Doris Dörrie's Cherry Blossoms is part of a recent wave of family dramas that pay homage to Japanese director Yasujiro Ozu either overtly or implicitly, and in some ways, Cherry Blossoms seems like Dörrie's attempt to out-Ozu the competition. Elmar Wepper plays a late-middle-aged German bureaucrat who's nearing retirement when his wife Hannelore Elsner dies. Though Elsner claims her husband "hates adventure"—and though their grown children think he's so dull that they don't want him around—Wepper decides to live out his wife's dream to travel to Japan for a cherry-blossom festival. There, Wepper reconnects with Elsner by exploring her love of dance and experiencing the changing of the seasons.
Much of Cherry Blossoms is set in cramped domestic spaces populated by loved ones who barely tolerate each other, but while it's lovingly photographed and focused on long-simmering family strife, it's no Tokyo Story. It doesn't even approach the complexity of other recent studies of passive-aggressiveness, such as Rachel Getting Married, A Christmas Tale, or Hirokazu Kore-Eda's Still Walking. Dörrie is much blunter. Cherry Blossoms opens with a voiceover from Elsner describing Wepper's fussy habits and tendencies; Dörrie stays in that overexplaining vein for the next two hours, whether she's showing grandkids more interested in their Game Boys than conversation, or having Wepper dismiss the notion of a trip to Japan with a glib, "Fuji's just another mountain."

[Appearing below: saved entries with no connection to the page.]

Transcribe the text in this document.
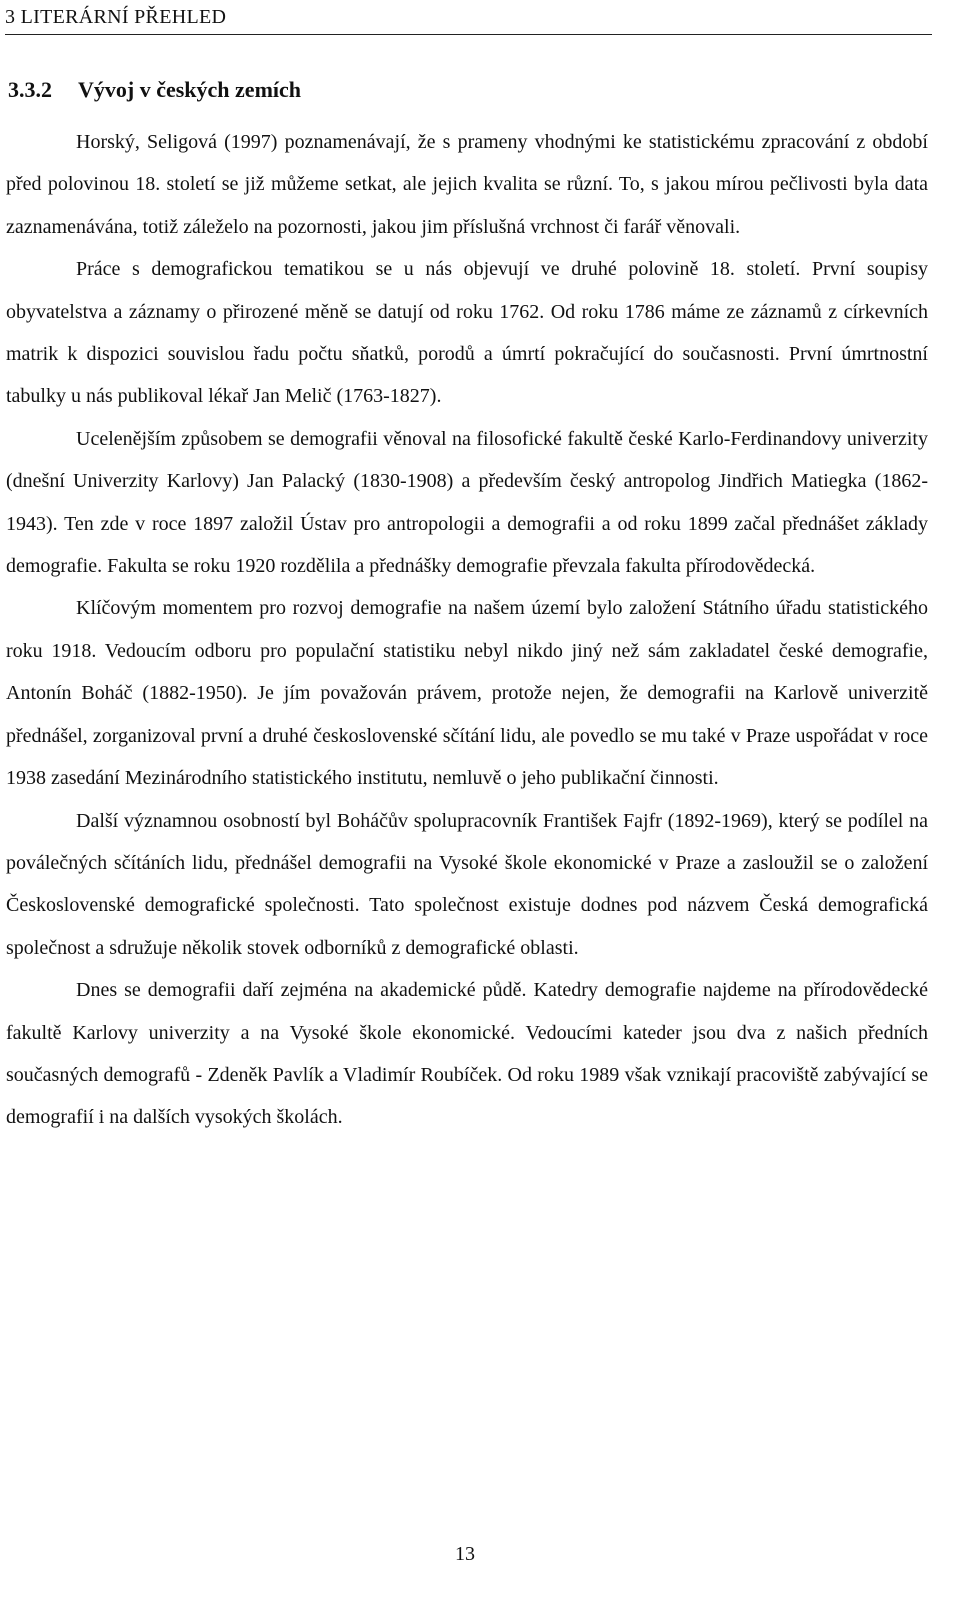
3 LITERÁRNÍ PŘEHLED
3.3.2 Vývoj v českých zemích

Horský, Seligová (1997) poznamenávají, že s prameny vhodnými ke statistickému zpracování z období před polovinou 18. století se již můžeme setkat, ale jejich kvalita se různí. To, s jakou mírou pečlivosti byla data zaznamenávána, totiž záleželo na pozornosti, jakou jim příslušná vrchnost či farář věnovali.

Práce s demografickou tematikou se u nás objevují ve druhé polovině 18. století. První soupisy obyvatelstva a záznamy o přirozené měně se datují od roku 1762. Od roku 1786 máme ze záznamů z církevních matrik k dispozici souvislou řadu počtu sňatků, porodů a úmrtí pokračující do současnosti. První úmrtnostní tabulky u nás publikoval lékař Jan Melič (1763-1827).

Ucelenějším způsobem se demografii věnoval na filosofické fakultě české Karlo-Ferdinandovy univerzity (dnešní Univerzity Karlovy) Jan Palacký (1830-1908) a především český antropolog Jindřich Matiegka (1862-1943). Ten zde v roce 1897 založil Ústav pro antropologii a demografii a od roku 1899 začal přednášet základy demografie. Fakulta se roku 1920 rozdělila a přednášky demografie převzala fakulta přírodovědecká.

Klíčovým momentem pro rozvoj demografie na našem území bylo založení Státního úřadu statistického roku 1918. Vedoucím odboru pro populační statistiku nebyl nikdo jiný než sám zakladatel české demografie, Antonín Boháč (1882-1950). Je jím považován právem, protože nejen, že demografii na Karlově univerzitě přednášel, zorganizoval první a druhé československé sčítání lidu, ale povedlo se mu také v Praze uspořádat v roce 1938 zasedání Mezinárodního statistického institutu, nemluvě o jeho publikační činnosti.

Další významnou osobností byl Boháčův spolupracovník František Fajfr (1892-1969), který se podílel na poválečných sčítáních lidu, přednášel demografii na Vysoké škole ekonomické v Praze a zasloužil se o založení Československé demografické společnosti. Tato společnost existuje dodnes pod názvem Česká demografická společnost a sdružuje několik stovek odborníků z demografické oblasti.

Dnes se demografii daří zejména na akademické půdě. Katedry demografie najdeme na přírodovědecké fakultě Karlovy univerzity a na Vysoké škole ekonomické. Vedoucími kateder jsou dva z našich předních současných demografů - Zdeněk Pavlík a Vladimír Roubíček. Od roku 1989 však vznikají pracoviště zabývající se demografií i na dalších vysokých školách.

13
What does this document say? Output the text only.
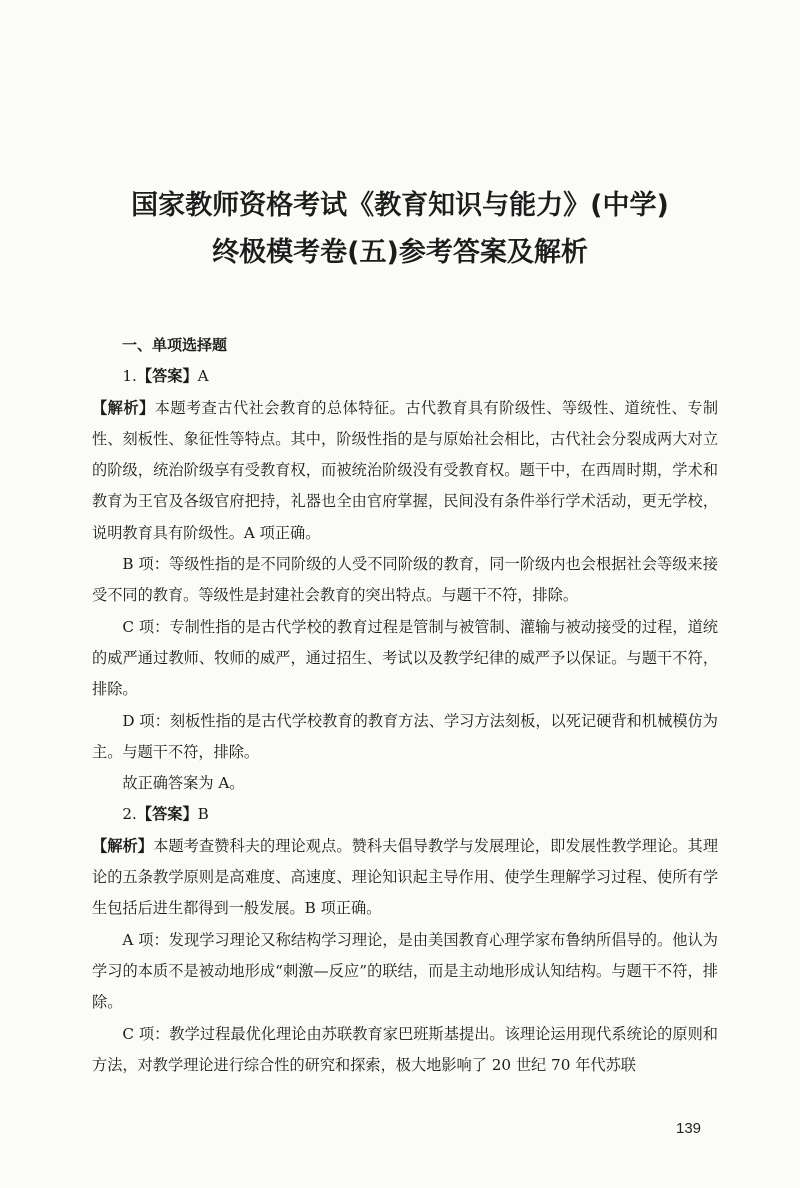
国家教师资格考试《教育知识与能力》(中学)
终极模考卷(五)参考答案及解析

一、单项选择题

1.【答案】A

【解析】本题考查古代社会教育的总体特征。古代教育具有阶级性、等级性、道统性、专制性、刻板性、象征性等特点。其中，阶级性指的是与原始社会相比，古代社会分裂成两大对立的阶级，统治阶级享有受教育权，而被统治阶级没有受教育权。题干中，在西周时期，学术和教育为王官及各级官府把持，礼器也全由官府掌握，民间没有条件举行学术活动，更无学校，说明教育具有阶级性。A 项正确。

B 项：等级性指的是不同阶级的人受不同阶级的教育，同一阶级内也会根据社会等级来接受不同的教育。等级性是封建社会教育的突出特点。与题干不符，排除。

C 项：专制性指的是古代学校的教育过程是管制与被管制、灌输与被动接受的过程，道统的威严通过教师、牧师的威严，通过招生、考试以及教学纪律的威严予以保证。与题干不符，排除。

D 项：刻板性指的是古代学校教育的教育方法、学习方法刻板，以死记硬背和机械模仿为主。与题干不符，排除。

故正确答案为 A。

2.【答案】B

【解析】本题考查赞科夫的理论观点。赞科夫倡导教学与发展理论，即发展性教学理论。其理论的五条教学原则是高难度、高速度、理论知识起主导作用、使学生理解学习过程、使所有学生包括后进生都得到一般发展。B 项正确。

A 项：发现学习理论又称结构学习理论，是由美国教育心理学家布鲁纳所倡导的。他认为学习的本质不是被动地形成“刺激—反应”的联结，而是主动地形成认知结构。与题干不符，排除。

C 项：教学过程最优化理论由苏联教育家巴班斯基提出。该理论运用现代系统论的原则和方法，对教学理论进行综合性的研究和探索，极大地影响了 20 世纪 70 年代苏联

139
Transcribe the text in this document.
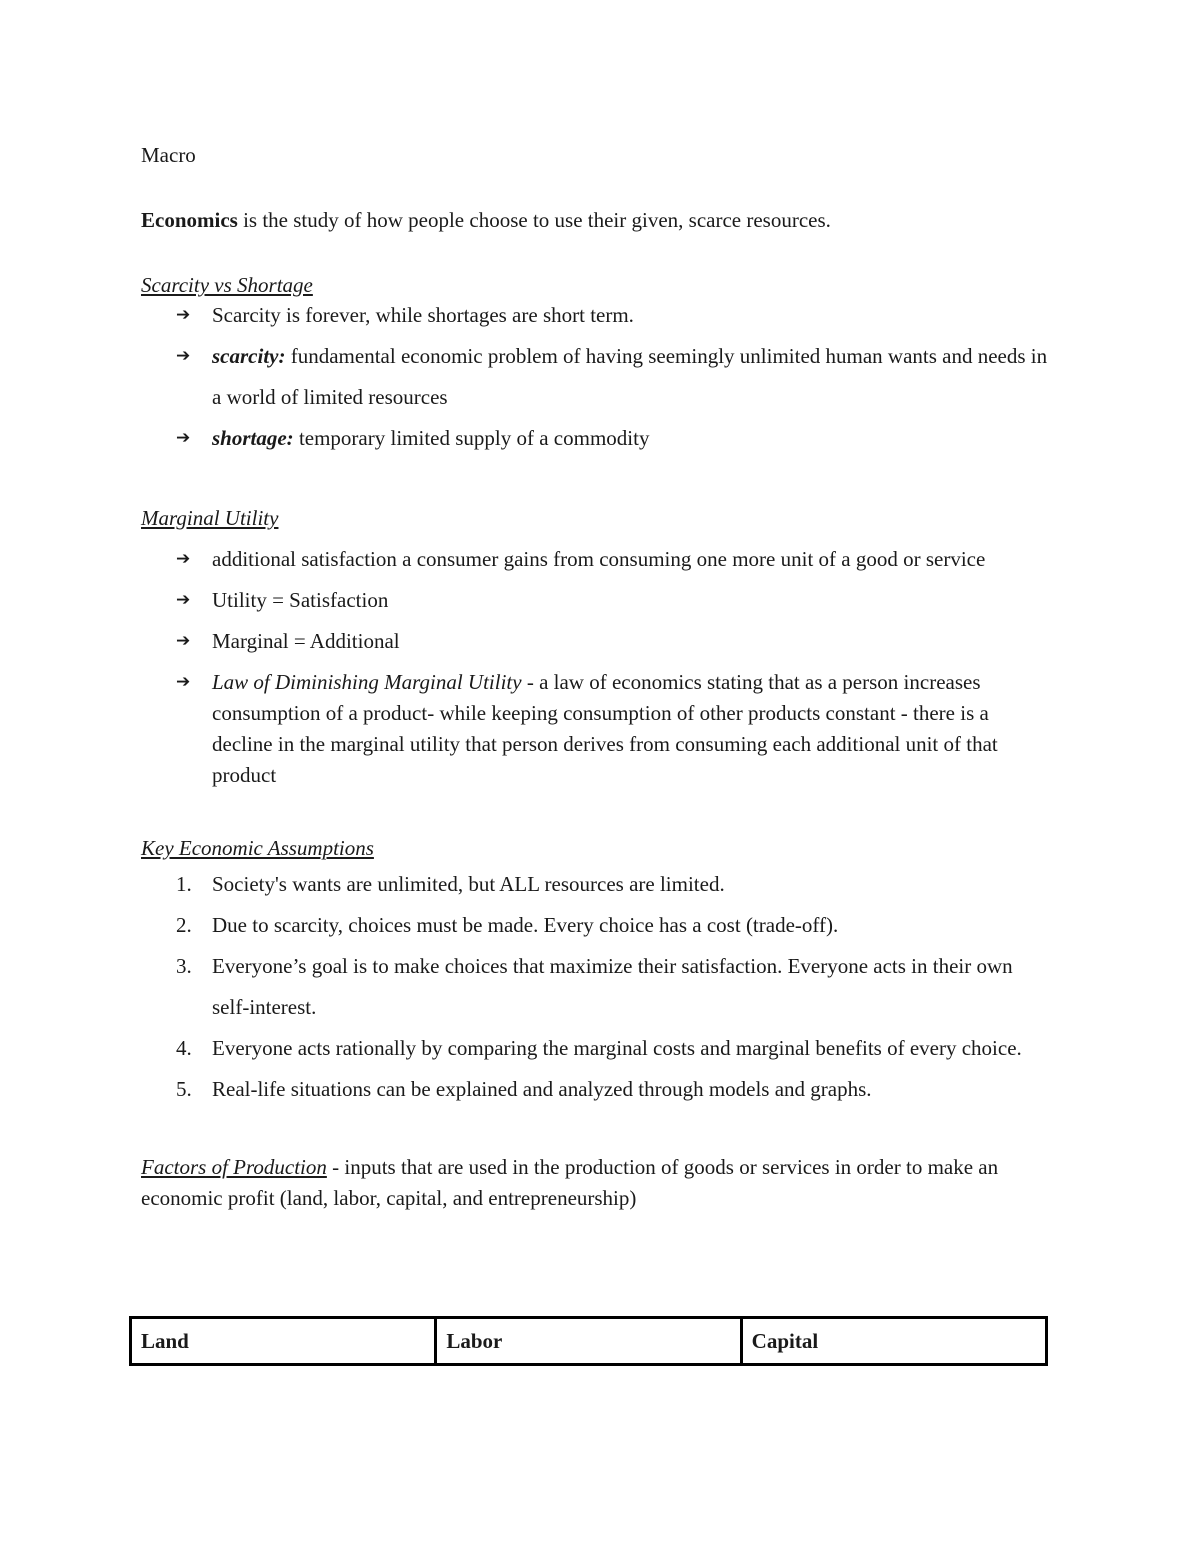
Macro

Economics is the study of how people choose to use their given, scarce resources.

Scarcity vs Shortage

➔ Scarcity is forever, while shortages are short term.
➔ scarcity: fundamental economic problem of having seemingly unlimited human wants and needs in a world of limited resources
➔ shortage: temporary limited supply of a commodity

Marginal Utility

➔ additional satisfaction a consumer gains from consuming one more unit of a good or service
➔ Utility = Satisfaction
➔ Marginal = Additional
➔ Law of Diminishing Marginal Utility - a law of economics stating that as a person increases consumption of a product- while keeping consumption of other products constant - there is a decline in the marginal utility that person derives from consuming each additional unit of that product

Key Economic Assumptions

1. Society's wants are unlimited, but ALL resources are limited.
2. Due to scarcity, choices must be made. Every choice has a cost (trade-off).
3. Everyone’s goal is to make choices that maximize their satisfaction. Everyone acts in their own self-interest.
4. Everyone acts rationally by comparing the marginal costs and marginal benefits of every choice.
5. Real-life situations can be explained and analyzed through models and graphs.

Factors of Production - inputs that are used in the production of goods or services in order to make an economic profit (land, labor, capital, and entrepreneurship)

Land	Labor	Capital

Cherry Blossoms' compositions are meticulous, and Dörrie modernizes her style with intermittent use of a handheld camera and impressionistic editing, reminiscent of Lost In Translation. Dörrie also holds on still images that sum up a situation: a tear stain on an ironing board, a plate of all-white food, a pair of shoes left behind by the recently departed, and so on. In spite of its overwrought first hour, Cherry Blossoms develops into something genuinely moving in its second half, as Wepper tries to conjure up the spirit of his late wife by holding her clothes and contemplating transience. But then Dörrie takes her Nipponophilia a step too far, as Wepper meets the family of a young Butoh dancer and enjoys a family dynamic far more satisfying than his own. There's something a little shallow about contrasting ungrateful German kids with their respectful Japanese counterparts and presuming the cultural differences are so cut-and-dried. At the least, it shows that Dörrie may not have understood Ozu's films as clearly as she believes.